My grandparents loved me unconditionally with words, most importantly their actions. They saw the effects of abuse and neglect from a distance, I never said anything or make accusations. Granny spent extra time with me, giving me a long bath, washing my hair, scrubbing dirty feet, knees and elbows. She pampered me with few words spoken. She had the ritual, after drying off and hair not dripping she would wrap me in the towel, carry me to the bed, put baby powder on me then tell what a cute and funny/beautiful/any compliment I could comprehend at the age.

Granny knew I was dead inside from years of abuse, she never spoke bad of my mother even though tormented by my pain  My grandparents made sacrifices until God deemed the time was right. My music teacher called me into the hall and would not accept my explanation for the bruises all over the my face. She asked me go to the Counselors office, I begged you don’t understand saying anything only makes it worse for me. I arrive in Counselor’s office, asking to call my Granny. I told her everything, she had seen the bruises, my underarms bruised and bleeding from my mothers stabbed finger nails.
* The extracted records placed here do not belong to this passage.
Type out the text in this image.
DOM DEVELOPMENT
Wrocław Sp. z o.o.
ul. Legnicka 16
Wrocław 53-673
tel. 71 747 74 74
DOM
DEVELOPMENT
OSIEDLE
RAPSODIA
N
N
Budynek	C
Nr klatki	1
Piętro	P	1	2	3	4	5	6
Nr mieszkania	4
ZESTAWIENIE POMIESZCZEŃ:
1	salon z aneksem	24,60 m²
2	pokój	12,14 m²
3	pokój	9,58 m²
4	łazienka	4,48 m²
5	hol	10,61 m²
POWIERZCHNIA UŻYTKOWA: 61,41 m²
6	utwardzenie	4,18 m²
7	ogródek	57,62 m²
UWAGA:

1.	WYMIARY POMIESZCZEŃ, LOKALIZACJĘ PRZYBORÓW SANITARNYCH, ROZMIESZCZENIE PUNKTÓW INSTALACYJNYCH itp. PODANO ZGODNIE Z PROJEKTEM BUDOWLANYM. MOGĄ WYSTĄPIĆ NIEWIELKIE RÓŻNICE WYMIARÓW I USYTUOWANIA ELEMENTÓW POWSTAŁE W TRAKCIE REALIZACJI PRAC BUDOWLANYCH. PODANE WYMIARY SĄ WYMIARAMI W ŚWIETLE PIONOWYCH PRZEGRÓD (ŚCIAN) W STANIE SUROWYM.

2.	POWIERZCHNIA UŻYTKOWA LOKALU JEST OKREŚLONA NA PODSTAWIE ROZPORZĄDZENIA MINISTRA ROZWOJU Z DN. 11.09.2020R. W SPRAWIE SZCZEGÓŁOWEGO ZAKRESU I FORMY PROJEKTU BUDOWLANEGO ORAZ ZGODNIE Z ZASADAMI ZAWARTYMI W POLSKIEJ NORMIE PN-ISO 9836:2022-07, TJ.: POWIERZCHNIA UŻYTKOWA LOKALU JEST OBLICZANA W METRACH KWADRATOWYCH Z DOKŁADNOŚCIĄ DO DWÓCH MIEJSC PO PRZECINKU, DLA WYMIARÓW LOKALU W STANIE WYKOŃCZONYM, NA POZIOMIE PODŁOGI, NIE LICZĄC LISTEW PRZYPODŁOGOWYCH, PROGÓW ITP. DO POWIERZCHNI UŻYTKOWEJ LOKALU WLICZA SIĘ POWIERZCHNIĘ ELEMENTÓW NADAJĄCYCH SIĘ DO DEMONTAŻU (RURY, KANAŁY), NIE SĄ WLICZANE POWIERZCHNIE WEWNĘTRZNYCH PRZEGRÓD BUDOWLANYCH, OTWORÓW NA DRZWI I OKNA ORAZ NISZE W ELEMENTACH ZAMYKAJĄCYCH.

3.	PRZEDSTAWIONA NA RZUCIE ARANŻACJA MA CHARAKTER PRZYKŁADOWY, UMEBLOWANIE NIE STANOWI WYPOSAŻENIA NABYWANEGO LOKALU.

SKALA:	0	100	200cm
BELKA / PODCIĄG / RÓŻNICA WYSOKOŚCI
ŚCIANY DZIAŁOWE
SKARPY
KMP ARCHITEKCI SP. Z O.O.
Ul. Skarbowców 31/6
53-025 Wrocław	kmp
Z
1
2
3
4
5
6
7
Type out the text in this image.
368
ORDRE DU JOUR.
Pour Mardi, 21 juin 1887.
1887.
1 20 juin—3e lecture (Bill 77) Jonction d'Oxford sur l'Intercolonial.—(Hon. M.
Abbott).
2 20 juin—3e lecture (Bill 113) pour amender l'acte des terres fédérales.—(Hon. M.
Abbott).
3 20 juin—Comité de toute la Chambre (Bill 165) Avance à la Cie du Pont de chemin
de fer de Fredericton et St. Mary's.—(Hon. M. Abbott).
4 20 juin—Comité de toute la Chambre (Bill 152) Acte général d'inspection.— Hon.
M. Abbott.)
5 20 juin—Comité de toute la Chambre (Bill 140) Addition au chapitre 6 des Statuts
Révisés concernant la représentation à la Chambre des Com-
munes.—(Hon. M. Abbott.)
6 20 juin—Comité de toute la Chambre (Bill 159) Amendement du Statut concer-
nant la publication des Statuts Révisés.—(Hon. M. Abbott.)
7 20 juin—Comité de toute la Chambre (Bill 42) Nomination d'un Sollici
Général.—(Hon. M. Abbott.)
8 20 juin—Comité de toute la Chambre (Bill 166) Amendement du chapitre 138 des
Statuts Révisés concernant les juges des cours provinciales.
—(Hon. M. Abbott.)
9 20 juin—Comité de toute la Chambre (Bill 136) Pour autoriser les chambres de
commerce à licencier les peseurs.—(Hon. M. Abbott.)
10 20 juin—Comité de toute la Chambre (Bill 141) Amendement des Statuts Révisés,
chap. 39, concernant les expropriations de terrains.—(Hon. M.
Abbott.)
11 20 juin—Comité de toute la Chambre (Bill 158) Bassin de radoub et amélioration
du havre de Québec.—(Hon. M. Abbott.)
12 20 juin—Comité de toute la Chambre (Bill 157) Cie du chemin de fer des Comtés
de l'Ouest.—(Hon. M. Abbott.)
Some of the most traumatic years followed. God knew when the time was right, at 12 yrs old my grandparents received full custody. It came with one condition, giving the Sate of Texas custody for one year for punishment by placing me in a reform school.

At 12 yrs old I was probation for carrying a gun, skipping 45 days of school, underage drinking, disturbing the police, resisting arrest and distribution of marijuana. I meet with the probation officer monthly, never saying a word until the seven month. The State of Texas wanted me committed to a reform boot camp style facility. My thug behavior had to change before I could function in a positive environment. I had visions of my behavior getting violent, kill before being killed, I had no fear of dying.

My grandparents knew I would not reform or make it out alive with other violent girls. Granny worked with the probation officer to come up with another solution. She remembered a girl when she was younger who went to a Convent School for bad girls. As it happened, the Convent had converted to a school again for girls with severe behavioral problems. At first glance it was the perfect solution until expenses were laid out. This was the mid 1970’s and cost $2000 per month, a strict lengthy list of uniforms, every detail down to how many towels and the money in an account to buy a soda and candy bar.

Unconditional love, my future and not having the money clashed. The probation officer called back with an option. Give custody to the State of Texas for a year and the state would cover the $2000 a month.

My grandparents put their faith in my probation officer, they wanted me to turn the right direction. I needed discipline in a strict structured environment. The Convent boarding school taught me about positive affirmations, I wanted so much more, it was missing in my bones. Responsibility, leadership and controlling my mouth. A year later, without a single disciplinary action, I left a better person. The lessons learned have served me well in life.

Children are precious, require proper discipline, parents must make decisions out of love not revenge. Most important is a child’s mental health, safety and happiness.